Summer School Students Explore the World of Experimental Economics

Posted: June 26, 2003 at 1:00 am, Last Updated: November 30, -0001 at 12:00 am

By Jocelyn Rappaport

The Vernon L. Smith High School Workshops in Experimental Economics offered through George Mason provide rising high school juniors or seniors and graduating high school seniors from across the nation the opportunity to study economics in a hands-on environment. This experimental approach to understanding why markets and other economic systems work the way they do was pioneered by Smith, winner of the 2002 Nobel Prize in Economic Sciences.

Students may choose from three summer sessions, each five days long, which begin July 7. They will learn economic principles and understand how market rules affect the behavior of individuals and the performance of the market as a whole.

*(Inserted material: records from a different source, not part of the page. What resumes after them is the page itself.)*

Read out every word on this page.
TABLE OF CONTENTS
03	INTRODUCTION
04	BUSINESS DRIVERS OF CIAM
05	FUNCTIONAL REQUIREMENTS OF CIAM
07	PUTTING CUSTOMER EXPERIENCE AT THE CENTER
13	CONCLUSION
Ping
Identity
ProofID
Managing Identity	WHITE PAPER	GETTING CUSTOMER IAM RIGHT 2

Each week, approximately 24 students will be studying with economics professor Bart Wilson from 9 a.m. until 3 p.m. on the Arlington Campus. The day begins with an economics experiment in which the students earn cash based upon their decisions. The experiment is followed by a lecture, and another experiment or discussion problem. The day ends with a team problem. Game theory, auctions, public goods, and electricity markets are explored.

Students from Virginia, who make up a large percentage of the workshops, receive college credit at George Mason. “Not only do students gain credit,” says Wilson, “but also practical knowledge above a standard high school or introductory economics college course. In addition, students develop friendships while solving and discussing economic team problems and strategies with their peers.”

Much of the program is possible because of the International Foundation for Research in Experimental Economics–a nonprofit organization that supports outreach workshops to introduce students and teachers to the methodology of experimental economics. This is the second year George Mason is offering the workshops.